If you have to get from one side of the island to the other, do you figure out a path, and build AI tools to help you during that path? This would be the Waymo equivalent.
Or do you give a lot of data and compute to the AI, and tell it to come up with the best and easiest path for you to take, such that those AI tools are no longer necessary? This would be the Tesla approach.
And Sutton’s point is that Tesla’s approach is not just better, but in the long run, we actually make it worse by telling AI how we would solve the problem.
This is remarkable, and worth internalizing. Giving AI the “seed” of how a human would start to think about the solution to the problem isn’t just not helpful… it is actually harmful(!):
The second general point to be learned from the bitter lesson is that the actual contents of minds are tremendously, irredeemably complex; we should stop trying to find simple ways to think about the contents of minds, such as simple ways to think about space, objects, multiple agents, or symmetries. All these are part of the arbitrary, intrinsically-complex, outside world. They are not what should be built in, as their complexity is endless; instead we should build in only the meta-methods that can find and capture this arbitrary complexity. Essential to these methods is that they can find good approximations, but the search for them should be by our methods, not by us. We want AI agents that can discover like we can, not which contain what we have discovered. Building in our discoveries only makes it harder to see how the discovering process can be done.
TMKK?
This is how Ethan ends his essay about how to best restructure organizations in the age of AI:
We’re about to find out which kind of problem organizations really are: chess games that yield to computational scale, or something fundamentally messier. The companies betting on either answer are already making their moves, and we will soon get to learn what game we’re actually playing.
What he is saying is this:
Are organizations created by humans so impossibly complex that AI will never be able to get a grip on them? That is, AI will not be able to “solve” organizational complexity the way it could solve chess.
In the context of the little island that Gemini drew for us, there are an infinite number of potential ways to get to the other side of the island. And so brute force and computational power will never be able to come up with a better way than what multiple generations have evolved as an answer. Maybe that’s true of organizational complexity also. And Waymo is certainly betting on it being true for the task of truly autonomous driving.
But what if they’re wrong? What if these problems become amenable to optimization with AI? And not by refining the optimization path that humans have chosen, but by choosing to go down an entirely new path, like AI did with chess?

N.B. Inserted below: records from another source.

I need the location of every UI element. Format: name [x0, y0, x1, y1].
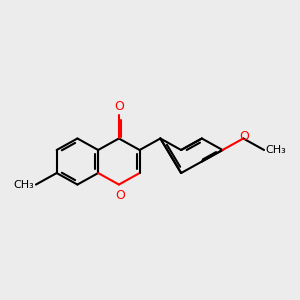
Text: CH₃: CH₃: [14, 180, 34, 190]
Text: O: O: [114, 100, 124, 113]
Text: O: O: [239, 130, 249, 143]
Text: CH₃: CH₃: [265, 145, 286, 155]
Text: O: O: [115, 189, 125, 202]
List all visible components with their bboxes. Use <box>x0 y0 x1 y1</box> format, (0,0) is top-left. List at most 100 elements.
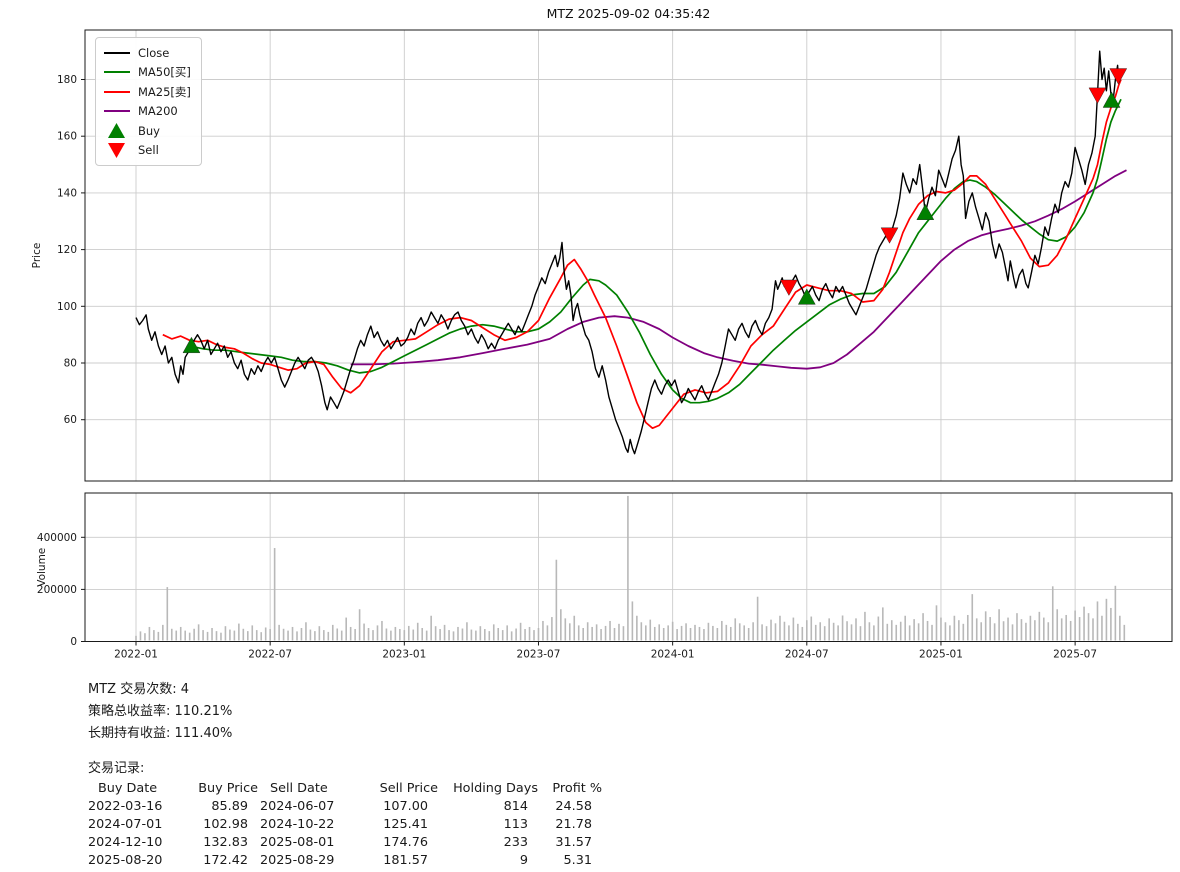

What if this is true for discoveries in biological research? What is this is true for international finance? What if this is true for provisioning of services by the local government? What if this is true for <insert your choice here>?
We’re about to find out the answer to all of these problems in very short order. Buckle up!
P.S. I loved this little line in Ethan’s piece:
If AI agents can train on outputs alone, any organization that can define quality and provide enough examples might achieve similar results, whether they understand their own processes or not.
Robert Pirsig says hi, and that gives me some hope.